Roads. Roads. Roads.
“In 1898, there were fewer than 30 working automobiles in the United States,” writes Bill Bryson in Made in America. “Within a little over a decade there were not just 700 cars in America, but 700 American car factories…despite the fact that there weren’t any good roads in the country to drive on.”
Until the 1950s, road building in America was a project plagued by fits and starts. The success of Henry Ford’s Model T had millions of Americans clamoring for the government to get involved in the business of making roads. Congress even passed the Federal Aid Road Act of 1916, a program designed to assist state highway agencies in road improvement. But before the plan could get off the ground, the United States entered World War I and the initiative was delayed.
Road building became a priority after the war thanks to the passing of the Federal Highway Act of 1921. This provided funding to help state highway agencies construct a paved system of two-lane interstate highways, a project that continued, but on a smaller scale, through the Depression due to state and federally funded road projects designed to keep Americans working. But then World War II broke out and again the road building was put on hold.
It was only after President Dwight D. Eisenhower signed the Federal-Aid Highway Act of 1956 that the interstate program we know today truly got under way. According to the Federal Highway Administration, there are now 2,734,102 miles of paved public roads (and 1,324,245 miles of unpaved public roads) in the United States.

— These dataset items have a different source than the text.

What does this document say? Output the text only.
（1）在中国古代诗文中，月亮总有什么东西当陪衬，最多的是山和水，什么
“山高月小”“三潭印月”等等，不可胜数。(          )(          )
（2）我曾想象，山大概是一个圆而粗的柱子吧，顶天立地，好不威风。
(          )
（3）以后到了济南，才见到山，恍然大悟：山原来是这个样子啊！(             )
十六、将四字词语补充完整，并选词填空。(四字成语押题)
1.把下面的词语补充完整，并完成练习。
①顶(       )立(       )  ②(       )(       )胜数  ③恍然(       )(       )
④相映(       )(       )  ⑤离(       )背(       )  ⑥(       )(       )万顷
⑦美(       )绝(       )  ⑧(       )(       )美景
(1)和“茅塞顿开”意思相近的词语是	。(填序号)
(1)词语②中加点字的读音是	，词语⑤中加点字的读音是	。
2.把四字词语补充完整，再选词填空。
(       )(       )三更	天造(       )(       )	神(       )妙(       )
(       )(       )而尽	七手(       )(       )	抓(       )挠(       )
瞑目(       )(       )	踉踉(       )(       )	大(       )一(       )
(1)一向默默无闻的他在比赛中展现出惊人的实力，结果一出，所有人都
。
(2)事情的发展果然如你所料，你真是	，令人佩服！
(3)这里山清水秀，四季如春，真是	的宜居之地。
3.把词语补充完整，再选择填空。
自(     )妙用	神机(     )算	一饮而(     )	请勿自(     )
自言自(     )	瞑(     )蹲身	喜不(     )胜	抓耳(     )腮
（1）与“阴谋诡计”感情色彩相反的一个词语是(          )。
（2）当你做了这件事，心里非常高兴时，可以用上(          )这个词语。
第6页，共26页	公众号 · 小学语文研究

By connecting cities to suburbs, goods to the marketplace and millions of people to jobs, this complex infrastructure has become the cornerstone of the American economy and, by default, our modern American culture.
The Commerce of the Countryside
Is there any job in the country that isn’t touched in some way by the automobile? Some 88 percent of Americans drive their cars to work. Many of these jobs—like the 1.7 million people who are employed by the auto industry (Center for Automotive Research) and the 9.2 million people are employed in jobs directly related to the oil and gas industry (American Petroleum Institute)—have a direct connection to cars.
For every other business the connection might be slightly less obvious, but it’s still undeniable. A study by the American Public Transportation Association has shown that the average one-car family in America spends more every year on transportation-related costs than they do on food.
Suburban streets are lined with businesses that would not exist (and may never have been conceived or created) if not for the automobile. Grocery store chains, fast food franchises, movie theatres, strip malls, gas stations, shopping centers: it might seem easier to try to come up with business that don’t rely on automobile traffic to bring customers or to move and sell goods and services. That is, until you try.
Art and Culture
Without cars there would never have been any drive-in restaurants. No road trips. No “happy days” parking at Inspiration Point or cruising with friends on a Friday night.
Thanks to the automobile, suburban entertainment was brought to a new level of importance in daily life during the 1950s. Some have even argued that rock ‘n’ roll started with a song about a car: Ike Turner’s “Rocket 88.” The automobile made the drive-in movie possible and it was a staple of Friday night entertainment for decades. From Rebel Without a Cause to Kerouac’s On The Road, cars are the narrative mover of countless screenplays and American literary classics.
Whether you believe American music, literature or film plays the most influential role in American art and popular culture, it’s hard to imagine what any of these would look like today were it not for the car.